The South African Reserve Bank’s (SARB) Monetary Policy Committee (MPC) has decided to reduce the repo rate by 25 basis points, with effect from 31 January 2025.
“Four members preferred this action, while two supported an unchanged stance. The committee ultimately agreed that it was possible to reduce the degree of policy restrictiveness, making the stance somewhat more neutral. However, all members were concerned about the uncertain global outlook,” SARB Governor Lesetja Kganyago said on Thursday.
Middle of the target range
Delivering the first MPC statement for 2025, he said consumer prices and headline inflation averaged
4.4% last year, near the middle of the target range.

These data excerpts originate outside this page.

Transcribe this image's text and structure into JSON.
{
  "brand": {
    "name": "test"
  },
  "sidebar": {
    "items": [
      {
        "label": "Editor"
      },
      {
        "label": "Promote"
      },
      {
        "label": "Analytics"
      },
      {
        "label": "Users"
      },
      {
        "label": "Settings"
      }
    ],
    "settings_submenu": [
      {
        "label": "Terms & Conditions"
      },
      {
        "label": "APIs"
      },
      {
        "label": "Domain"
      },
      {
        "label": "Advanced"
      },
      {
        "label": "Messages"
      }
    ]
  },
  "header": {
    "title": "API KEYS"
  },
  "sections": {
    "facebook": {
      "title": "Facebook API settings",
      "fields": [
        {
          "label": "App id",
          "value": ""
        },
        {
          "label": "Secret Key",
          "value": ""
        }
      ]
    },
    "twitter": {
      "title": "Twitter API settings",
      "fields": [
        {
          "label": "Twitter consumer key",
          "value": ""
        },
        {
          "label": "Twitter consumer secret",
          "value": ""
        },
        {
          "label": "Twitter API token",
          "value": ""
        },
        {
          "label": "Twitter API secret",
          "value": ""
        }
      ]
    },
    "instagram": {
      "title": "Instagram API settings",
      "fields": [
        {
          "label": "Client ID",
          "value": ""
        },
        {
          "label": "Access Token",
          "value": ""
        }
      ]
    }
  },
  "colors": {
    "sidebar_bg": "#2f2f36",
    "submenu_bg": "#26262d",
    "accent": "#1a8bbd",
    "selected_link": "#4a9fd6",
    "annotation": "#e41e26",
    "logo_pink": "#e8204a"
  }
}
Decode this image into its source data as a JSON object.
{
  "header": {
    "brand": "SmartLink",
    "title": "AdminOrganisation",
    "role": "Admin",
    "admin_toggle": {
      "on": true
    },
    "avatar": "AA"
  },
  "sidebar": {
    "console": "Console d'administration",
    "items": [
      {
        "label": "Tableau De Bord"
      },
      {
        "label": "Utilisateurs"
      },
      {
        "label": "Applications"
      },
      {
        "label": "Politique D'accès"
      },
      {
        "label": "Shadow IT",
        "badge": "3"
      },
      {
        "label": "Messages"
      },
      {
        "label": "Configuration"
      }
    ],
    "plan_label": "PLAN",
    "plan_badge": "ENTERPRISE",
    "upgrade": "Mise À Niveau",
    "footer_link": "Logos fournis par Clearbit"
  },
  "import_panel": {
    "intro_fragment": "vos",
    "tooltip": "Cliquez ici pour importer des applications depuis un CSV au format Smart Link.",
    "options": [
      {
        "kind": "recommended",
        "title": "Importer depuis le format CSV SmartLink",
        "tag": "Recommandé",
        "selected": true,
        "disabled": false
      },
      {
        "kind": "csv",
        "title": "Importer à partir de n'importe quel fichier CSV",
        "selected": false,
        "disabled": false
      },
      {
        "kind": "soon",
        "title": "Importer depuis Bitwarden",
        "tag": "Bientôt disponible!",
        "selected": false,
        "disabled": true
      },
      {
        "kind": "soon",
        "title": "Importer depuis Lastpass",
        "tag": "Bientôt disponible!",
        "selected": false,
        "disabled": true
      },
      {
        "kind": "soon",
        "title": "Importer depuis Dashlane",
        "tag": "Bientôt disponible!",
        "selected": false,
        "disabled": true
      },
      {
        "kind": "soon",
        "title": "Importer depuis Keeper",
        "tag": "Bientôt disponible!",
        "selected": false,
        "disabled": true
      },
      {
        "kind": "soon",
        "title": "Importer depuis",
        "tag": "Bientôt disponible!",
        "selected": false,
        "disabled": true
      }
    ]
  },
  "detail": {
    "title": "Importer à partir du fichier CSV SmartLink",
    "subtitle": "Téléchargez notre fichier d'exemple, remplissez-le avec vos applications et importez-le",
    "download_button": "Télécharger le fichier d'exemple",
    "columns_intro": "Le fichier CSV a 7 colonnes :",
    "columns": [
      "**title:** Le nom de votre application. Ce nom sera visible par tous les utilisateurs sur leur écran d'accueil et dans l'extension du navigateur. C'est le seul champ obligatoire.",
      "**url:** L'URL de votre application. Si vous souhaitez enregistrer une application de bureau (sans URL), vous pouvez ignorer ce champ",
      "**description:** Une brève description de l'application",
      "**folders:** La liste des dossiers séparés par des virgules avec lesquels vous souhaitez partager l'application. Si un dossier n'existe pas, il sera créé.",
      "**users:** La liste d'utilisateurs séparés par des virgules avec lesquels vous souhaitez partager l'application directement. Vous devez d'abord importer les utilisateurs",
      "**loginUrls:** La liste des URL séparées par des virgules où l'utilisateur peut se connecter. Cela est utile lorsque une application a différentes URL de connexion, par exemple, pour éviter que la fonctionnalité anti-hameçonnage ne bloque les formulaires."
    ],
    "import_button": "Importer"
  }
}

“Inflation slowed to 3% in December, having started the year above 5%. This was mainly due to favourable goods-price developments, including food inflation reaching 15-year lows, as well as lower fuel costs.
“Because of these transitory factors, inflation is likely to remain in the bottom half of our target range through the first half of this year. But headline inflation should revert to around 4.5% thereafter. This is aided by core inflation which remains at or below the midpoint over the forecast horizon,” he said.
Midpoint objective
According to the most recent survey, inflation expectations have also now largely aligned with the midpoint objective.
“The risks to the inflation outlook are assessed to the upside. In the near term, inflation appears well contained. However, the medium-term outlook is more uncertain than usual, with material risks from the external environment. Domestic factors such as administered prices are also problematic,” Kganyago said.
He said the forecast sees rates drifting slightly lower over the next few years, stabilising near 7.25%.
“But this rate path from the Quarterly Projection Model remains a broad policy guide. The MPC would like to emphasise that its decisions will be made on a meeting-by-meeting basis. This with no forward guidance and no pre-commitment to any specific rate path.
Trade war scenario
“Such decisions will continue to be outlook dependent, responsive to data developments, and sensitive to the balance of risks to the forecast. Given the challenging global environment, the MPC spent some time during this meeting reviewing a trade war scenario,” the governor said.
This featured a universal increase of 10 percentage points in US tariffs, with retaliatory measures by other countries.
“The scenario showed higher inflation and interest rates globally, as well as greater risk aversion in financial markets. In response, our model projected the rand depreciating to nearly R21 to the dollar, with domestic inflation reaching 5% and the policy rate half a percentage point higher, at its peak, relative to the baseline forecasts.
“We also looked at a scenario of accelerated structural reforms, domestically. This showed growth picking up gradually, getting to 3% in 2027. Importantly, this scenario also showed lower inflation and lower interest rates in South Africa, demonstrating how structural reforms can reduce the country risk premium and create more monetary policy space.”
Domestic reform momentum
Considering the difficulties of the external environment, the governor said it remains crucial to sustain domestic reform momentum while protecting macroeconomic stability.
“The MPC’s main contribution is to deliver low and stable inflation, with well-anchored inflation expectations. And the committee remains vigilant, ready to recalibrate policy as needed.
“Additional measures that would improve economic conditions include reaching a prudent public debt level. Also further repairing and strengthening network industries, lowering administered price inflation, and keeping real wage growth in line with productivity gains,” he said.